Rabbits, guinea pigs and chinchillas have hypsodont teeth, which means they are open rooted and continuously grow throughout their lifetime. The front incisor teeth are scythe-like and used to cut through vegetation while the back premolars and molars are flat and used to grind hard fibrous foods. Rabbits use those molars to chew up to 120 times a minute! The rapid side-to-side jaw movements, encouraged by a suitable high fibre diet, helps with proper dental health to allow the incisors to be constantly sharpened and the back teeth to wear down and prevent overgrowth. With low fibre diets or overfeeding of pellets, the jaw movements are slower and more up-and-down, which can result in tooth root elongation and malocclusion (misalignment). Inappetance caused by dental malocclusion is one of the most common reasons a small herbivore is brought to the veterinary hospital. 

As the hay moves into the gut, it passes through the stomach and the small intestines, which play only a small part in the digestion and absorption of nutrients. Most of the work is performed by the large intestinal tract, known at the hind-gut. The hind-gut is comprised of 2 segments called the cecum and the colon. The cecum is a large pouch within the intestinal tract that is home to over 70 different types of bacteria and microorganisms. The bacteria break down and ferment, or digest, plant materials into different fatty acids and vitamins, which are then absorbed into the animal’s body to be used as energy for daily life. The fibre from the hay that is eaten helps to stimulate the contractions of the hind-gut to mix the intestinal contents around to enable the bacteria to ferment the fibre properly. This fermentation process is also crucial for the production of cecotrophs, soft nutrient-dense fecal pellets that are ingested directly from the rectum (midnight snack!). Diets low in fibre lead to decreased production of fatty acids and destabilization of the bacterial environment. Inappropriate diets, such as ones high in seeds, grains, bread and other carbohydrates, as well as diets with lots of treats, such as fruits and yogurt drops, can cause an overgrowth of bacterial pathogens and toxin production. This can lead to a serious condition known as gastrointestinal stasis – symptoms to watch out for include decreased appetite, bloated abdomen and/or diarrhea. 
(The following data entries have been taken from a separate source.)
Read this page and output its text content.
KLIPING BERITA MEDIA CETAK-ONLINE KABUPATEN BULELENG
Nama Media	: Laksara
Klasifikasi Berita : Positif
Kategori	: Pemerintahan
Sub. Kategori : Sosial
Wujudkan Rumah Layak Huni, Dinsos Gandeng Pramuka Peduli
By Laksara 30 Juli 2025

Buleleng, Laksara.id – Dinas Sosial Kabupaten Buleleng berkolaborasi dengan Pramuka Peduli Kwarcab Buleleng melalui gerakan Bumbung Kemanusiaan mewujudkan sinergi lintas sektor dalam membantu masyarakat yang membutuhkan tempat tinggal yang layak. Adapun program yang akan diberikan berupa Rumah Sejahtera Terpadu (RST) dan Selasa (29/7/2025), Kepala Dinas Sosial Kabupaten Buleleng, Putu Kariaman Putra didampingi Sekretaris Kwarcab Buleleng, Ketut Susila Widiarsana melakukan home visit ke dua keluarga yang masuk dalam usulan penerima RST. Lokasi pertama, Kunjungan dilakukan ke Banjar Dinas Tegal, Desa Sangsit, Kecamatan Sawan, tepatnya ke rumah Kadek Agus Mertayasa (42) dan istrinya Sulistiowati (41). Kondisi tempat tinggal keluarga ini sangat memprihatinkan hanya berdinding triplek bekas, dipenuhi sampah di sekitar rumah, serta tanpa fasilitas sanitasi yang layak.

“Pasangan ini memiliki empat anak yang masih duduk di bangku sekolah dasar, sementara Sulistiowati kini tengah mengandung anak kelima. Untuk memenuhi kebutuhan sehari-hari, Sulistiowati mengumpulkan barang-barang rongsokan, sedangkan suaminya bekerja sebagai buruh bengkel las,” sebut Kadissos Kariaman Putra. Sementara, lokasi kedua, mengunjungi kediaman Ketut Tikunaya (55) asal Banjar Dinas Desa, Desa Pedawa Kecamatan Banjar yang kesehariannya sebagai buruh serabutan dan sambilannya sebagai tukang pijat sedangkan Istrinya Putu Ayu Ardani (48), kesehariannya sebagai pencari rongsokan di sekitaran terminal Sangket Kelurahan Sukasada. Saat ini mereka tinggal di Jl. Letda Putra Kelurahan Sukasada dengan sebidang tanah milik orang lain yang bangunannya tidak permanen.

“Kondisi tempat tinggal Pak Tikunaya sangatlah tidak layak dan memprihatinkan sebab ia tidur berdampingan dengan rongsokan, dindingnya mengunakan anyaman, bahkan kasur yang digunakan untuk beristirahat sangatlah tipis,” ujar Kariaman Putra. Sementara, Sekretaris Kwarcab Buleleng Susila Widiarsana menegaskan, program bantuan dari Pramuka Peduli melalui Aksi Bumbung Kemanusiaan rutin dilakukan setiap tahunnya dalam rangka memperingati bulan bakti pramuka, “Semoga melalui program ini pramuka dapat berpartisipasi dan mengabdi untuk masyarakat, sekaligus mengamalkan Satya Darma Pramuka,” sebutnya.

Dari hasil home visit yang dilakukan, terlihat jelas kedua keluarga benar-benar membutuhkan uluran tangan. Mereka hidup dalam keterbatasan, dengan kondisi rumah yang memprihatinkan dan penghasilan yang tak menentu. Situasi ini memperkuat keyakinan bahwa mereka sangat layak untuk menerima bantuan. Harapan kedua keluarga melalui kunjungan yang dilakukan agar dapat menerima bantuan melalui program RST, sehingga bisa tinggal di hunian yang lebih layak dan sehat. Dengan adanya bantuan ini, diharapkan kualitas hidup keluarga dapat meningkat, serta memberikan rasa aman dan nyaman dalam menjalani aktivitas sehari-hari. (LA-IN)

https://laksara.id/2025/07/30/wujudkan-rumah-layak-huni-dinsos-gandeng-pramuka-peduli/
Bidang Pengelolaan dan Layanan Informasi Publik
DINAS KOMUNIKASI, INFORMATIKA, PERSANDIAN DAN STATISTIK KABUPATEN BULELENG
Aside from being an important part of the diet, hay is also good for the mental health of small herbivores. Hay encourages natural foraging and grazing behaviours, which help to diminish boredom-based behaviours, increase physical activity and promote mental stimulation. You can also offer a variety of different hays to make mealtimes interesting and provide different tastes and textures – good grass hays to feed include timothy, orchard grass and oat. It’s encouraged to place hay in as many locations as possible throughout the living space or to stuff hay into safe-to-chew containers, such as toilet paper rolls, to maximize enrichment.  For an added incentive, you can bury a few of your pet’s favourite treats into the hay and watch them excitedly hunt for them!
In summary, improper nutrition is often the key contributing factor in reasons why small herbivores are presented to the veterinary hospital. Feeding a proper diet that is mostly hay is good preventative health care and ensures a long and happy life for your pet!